MAJELIS Permusyawaratan Rakyat (MPR) berencana membentuk tim yang bertugas menelaah secara komprehensif perubahan UUD 1945. Pembentukan tim itu hakikatnya pengakuan bahwa masih ada kekurangan dalam konstitusi yang sudah diamendemen empat kali itu.
Pengakuan ketidaksempurnaan konstitusi itu sepatutnya pula disertai dengan keinginan MPR untuk membenahi konstitusi agar sesuai dengan kebutuhan zaman. Reformasi memang membuat konstitusi tidak lagi dipandang barang keramat dan sakral.
Perubahan konstitusi itu hendaknya diletakkan di atas landasan filosofis untuk lebih memperkukuh sendi-sendi kehidupan berbangsa dan bernegara.
Harus jujur diakui, hasil empat kali amendemen konstitusi masih banyak bolongnya. Empat kali amendemen itu memang sukses menambah jumlah butir ketentuan dasar dua kali lipat lebih dari 71 menjadi 199 butir, tetapi, sebagai contoh, belum sepenuhnya berhasil menjawab perkembangan aspirasi warga mengenai demokrasi.

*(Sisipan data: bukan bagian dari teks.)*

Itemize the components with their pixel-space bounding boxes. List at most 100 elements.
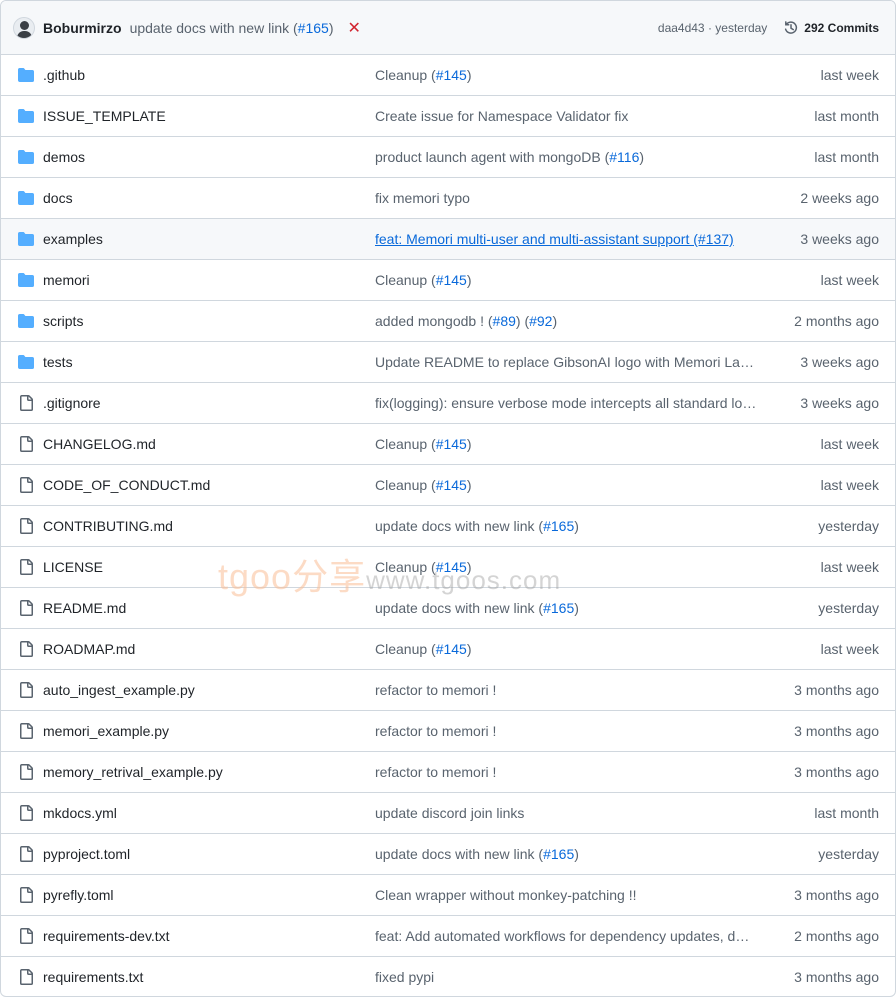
file-name[interactable]: ROADMAP.md bbox=[43, 641, 135, 657]
file-row-memori-example-py[interactable]: memori_example.py refactor to memori ! 3 m… bbox=[1, 711, 895, 752]
commit-message-close: ) bbox=[328, 19, 334, 36]
commit-message[interactable]: refactor to memori ! bbox=[375, 764, 757, 780]
file-name[interactable]: memori bbox=[43, 272, 90, 288]
commit-message[interactable]: feat: Add automated workflows for depend… bbox=[375, 928, 757, 944]
commit-message[interactable]: update discord join links bbox=[375, 805, 757, 821]
file-row-pyrefly-toml[interactable]: pyrefly.toml Clean wrapper without monkey… bbox=[1, 875, 895, 916]
file-row-mkdocs-yml[interactable]: mkdocs.yml update discord join links last … bbox=[1, 793, 895, 834]
commit-message[interactable]: update docs with new link (#165) bbox=[375, 600, 757, 616]
file-name[interactable]: CONTRIBUTING.md bbox=[43, 518, 173, 534]
file-name[interactable]: scripts bbox=[43, 313, 83, 329]
file-name[interactable]: auto_ingest_example.py bbox=[43, 682, 195, 698]
file-row-contributing-md[interactable]: CONTRIBUTING.md update docs with new link… bbox=[1, 506, 895, 547]
file-row-code-of-conduct-md[interactable]: CODE_OF_CONDUCT.md Cleanup (#145) last wee… bbox=[1, 465, 895, 506]
folder-icon bbox=[18, 149, 34, 165]
file-list: .github Cleanup (#145) last week ISSUE_TEMP… bbox=[1, 55, 895, 996]
file-browser: Boburmirzo update docs with new link (#1… bbox=[0, 0, 896, 997]
commit-message[interactable]: update docs with new link (#165) bbox=[375, 846, 757, 862]
file-row-github[interactable]: .github Cleanup (#145) last week bbox=[1, 55, 895, 96]
file-row-tests[interactable]: tests Update README to replace GibsonAI l… bbox=[1, 342, 895, 383]
commit-date: 3 months ago bbox=[794, 682, 879, 698]
commit-date: last week bbox=[820, 559, 879, 575]
file-name[interactable]: CODE_OF_CONDUCT.md bbox=[43, 477, 210, 493]
commit-message[interactable]: Cleanup (#145) bbox=[375, 641, 757, 657]
file-name[interactable]: memory_retrival_example.py bbox=[43, 764, 223, 780]
folder-icon bbox=[18, 313, 34, 329]
x-icon[interactable]: ✕ bbox=[347, 18, 360, 38]
history-icon bbox=[785, 20, 798, 34]
file-row-gitignore[interactable]: .gitignore fix(logging): ensure verbose m… bbox=[1, 383, 895, 424]
commit-date: last week bbox=[820, 67, 879, 83]
file-name[interactable]: memori_example.py bbox=[43, 723, 169, 739]
file-icon bbox=[18, 436, 34, 452]
commit-date: last week bbox=[820, 477, 879, 493]
commit-message[interactable]: Cleanup (#145) bbox=[375, 67, 757, 83]
commit-date: 3 weeks ago bbox=[800, 395, 879, 411]
file-name[interactable]: demos bbox=[43, 149, 85, 165]
commit-date: 2 weeks ago bbox=[800, 190, 879, 206]
commit-message[interactable]: fix memori typo bbox=[375, 190, 757, 206]
commit-date: 2 months ago bbox=[794, 313, 879, 329]
folder-icon bbox=[18, 272, 34, 288]
file-row-memory-retrival-example-py[interactable]: memory_retrival_example.py refactor to me… bbox=[1, 752, 895, 793]
file-name[interactable]: pyproject.toml bbox=[43, 846, 130, 862]
file-row-requirements-dev-txt[interactable]: requirements-dev.txt feat: Add automated … bbox=[1, 916, 895, 957]
commit-message[interactable]: product launch agent with mongoDB (#116) bbox=[375, 149, 757, 165]
commit-author[interactable]: Boburmirzo bbox=[43, 20, 122, 36]
folder-icon bbox=[18, 67, 34, 83]
file-row-changelog-md[interactable]: CHANGELOG.md Cleanup (#145) last week bbox=[1, 424, 895, 465]
file-row-docs[interactable]: docs fix memori typo 2 weeks ago bbox=[1, 178, 895, 219]
file-row-examples[interactable]: examples feat: Memori multi-user and mult… bbox=[1, 219, 895, 260]
file-name[interactable]: .github bbox=[43, 67, 85, 83]
file-name[interactable]: LICENSE bbox=[43, 559, 103, 575]
commit-message[interactable]: Create issue for Namespace Validator fix bbox=[375, 108, 757, 124]
file-name[interactable]: README.md bbox=[43, 600, 126, 616]
commit-message-text[interactable]: update docs with new link ( bbox=[130, 20, 298, 36]
file-name[interactable]: mkdocs.yml bbox=[43, 805, 117, 821]
file-row-issue-template[interactable]: ISSUE_TEMPLATE Create issue for Namespace… bbox=[1, 96, 895, 137]
file-name[interactable]: pyrefly.toml bbox=[43, 887, 114, 903]
commit-date: 2 months ago bbox=[794, 928, 879, 944]
commits-count: 292 Commits bbox=[804, 20, 879, 35]
avatar[interactable] bbox=[13, 16, 35, 39]
file-row-demos[interactable]: demos product launch agent with mongoDB (… bbox=[1, 137, 895, 178]
file-name[interactable]: requirements-dev.txt bbox=[43, 928, 170, 944]
commit-sha-time[interactable]: daa4d43 · yesterday bbox=[658, 21, 767, 35]
file-name[interactable]: CHANGELOG.md bbox=[43, 436, 156, 452]
commit-message[interactable]: Cleanup (#145) bbox=[375, 436, 757, 452]
file-name[interactable]: docs bbox=[43, 190, 73, 206]
commit-message[interactable]: fix(logging): ensure verbose mode interc… bbox=[375, 395, 757, 411]
commit-message[interactable]: added mongodb ! (#89) (#92) bbox=[375, 313, 757, 329]
latest-commit-message[interactable]: update docs with new link (#165) bbox=[130, 20, 334, 36]
folder-icon bbox=[18, 108, 34, 124]
file-icon bbox=[18, 395, 34, 411]
commit-message[interactable]: Cleanup (#145) bbox=[375, 272, 757, 288]
file-row-readme-md[interactable]: README.md update docs with new link (#165… bbox=[1, 588, 895, 629]
commit-date: yesterday bbox=[818, 518, 879, 534]
commit-date: 3 months ago bbox=[794, 764, 879, 780]
commit-message[interactable]: Cleanup (#145) bbox=[375, 477, 757, 493]
file-row-license[interactable]: LICENSE Cleanup (#145) last week bbox=[1, 547, 895, 588]
file-row-requirements-txt[interactable]: requirements.txt fixed pypi 3 months ago bbox=[1, 957, 895, 996]
file-row-pyproject-toml[interactable]: pyproject.toml update docs with new link … bbox=[1, 834, 895, 875]
commits-link[interactable]: 292 Commits bbox=[783, 20, 879, 36]
commit-message[interactable]: refactor to memori ! bbox=[375, 723, 757, 739]
commit-message[interactable]: Cleanup (#145) bbox=[375, 559, 757, 575]
commit-message[interactable]: fixed pypi bbox=[375, 969, 757, 985]
commit-message[interactable]: refactor to memori ! bbox=[375, 682, 757, 698]
commit-message[interactable]: update docs with new link (#165) bbox=[375, 518, 757, 534]
commit-message[interactable]: Update README to replace GibsonAI logo w… bbox=[375, 354, 757, 370]
file-icon bbox=[18, 723, 34, 739]
commit-pr-link[interactable]: #165 bbox=[298, 20, 329, 36]
commit-message[interactable]: feat: Memori multi-user and multi-assist… bbox=[375, 231, 757, 247]
file-row-memori[interactable]: memori Cleanup (#145) last week bbox=[1, 260, 895, 301]
file-name[interactable]: .gitignore bbox=[43, 395, 101, 411]
file-name[interactable]: tests bbox=[43, 354, 73, 370]
file-name[interactable]: examples bbox=[43, 231, 103, 247]
commit-message[interactable]: Clean wrapper without monkey-patching !! bbox=[375, 887, 757, 903]
file-row-roadmap-md[interactable]: ROADMAP.md Cleanup (#145) last week bbox=[1, 629, 895, 670]
file-row-auto-ingest-example-py[interactable]: auto_ingest_example.py refactor to memori… bbox=[1, 670, 895, 711]
file-name[interactable]: requirements.txt bbox=[43, 969, 143, 985]
file-name[interactable]: ISSUE_TEMPLATE bbox=[43, 108, 166, 124]
file-row-scripts[interactable]: scripts added mongodb ! (#89) (#92) 2 mont… bbox=[1, 301, 895, 342]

Sebutlah aspirasi untuk mencalonkan presiden dari kalangan independen. Adalah hak warga untuk mencalonkan diri menjadi presiden. Akan tetapi, hak itu hanya diberikan kepada partai politik. Itu jelas sebuah bolong besar dalam konstitusi yang harus segera diisi. Sebagai gambaran, Mahkamah Konstitusi telah memutuskan memberi hak kepada perseorangan untuk menjadi calon kepala daerah.
Semula amendemen yang dimulai pada 1999 itu juga bertujuan menyeimbangkan kekuasaan yang kelewat besar di tangan eksekutif. Celakanya, amendemen itu malah melahirkan ketidakseimbangan baru karena memberikan kekuasaan eksekutif yang terlalu besar kepada parlemen.
Contohnya, presiden tak punya lagi hak prerogatif untuk sendirian dapat mengangkat duta besar. Presiden juga tidak bisa sendirian mengangkat dan memberhentikan Panglima TNI dan Kapolri. Untuk itu diperlukan persetujuan DPR. Jikalau DPR tidak setuju, mau apa presiden? Mau apa, sekalipun presiden dipilih langsung oleh rakyat?
Semua itu menunjukkan amendemen konstitusi telah salah kaprah. Negara ini menganut sistem presidensial, tetapi di dalamnya menggunakan praktik sistem parlementer yang mencekik leher kewenangan presiden.
Konstitusi juga setengah hati membentuk perwakilan rakyat dengan sistem dua kamar atau bikameral yang kuat. Dua kamar dalam parlemen mestinya didesain untuk saling mengawasi. Oleh karena itu, DPR sebagai representasi rakyat dan DPD sebagai perwakilan wilayah harus dibuat setara.
Dominasi DPR atas DPD dalam konstitusi harus segera diakhiri. Dominasi itulah yang antara lain menyebabkan anggota DPR tidak malu-malu menggadaikan hak konstitusionalnya dalam banyak urusan menyangkut daerah. Misalnya, urusan mengubah fungsi hutan lindung sampai menyeret anggota DPR masuk penjara.
Semua itu contoh persoalan yang memerlukan amendemen konstitusi. Untuk itu MPR rupanya memandang perlu membentuk tim penelaah konstitusi.
Namun, waktu bagi MPR sekarang tinggal sisa. Waktu empat tahun telah terbuang percuma tanpa MPR sekarang menghasilkan sesuatu yang layak dikenang sejarah.
Ada jalan yang lebih efisien, yaitu MPR dengan hati lapang menggunakan draf perubahan konstitusi yang telah dengan susah payah dan kerja keras dihasilkan Dewan Perwakilan Daerah. Sudikah DPR memakainya? Tidakkah ego DPR terlalu besar untuk menerima kenyataan itu?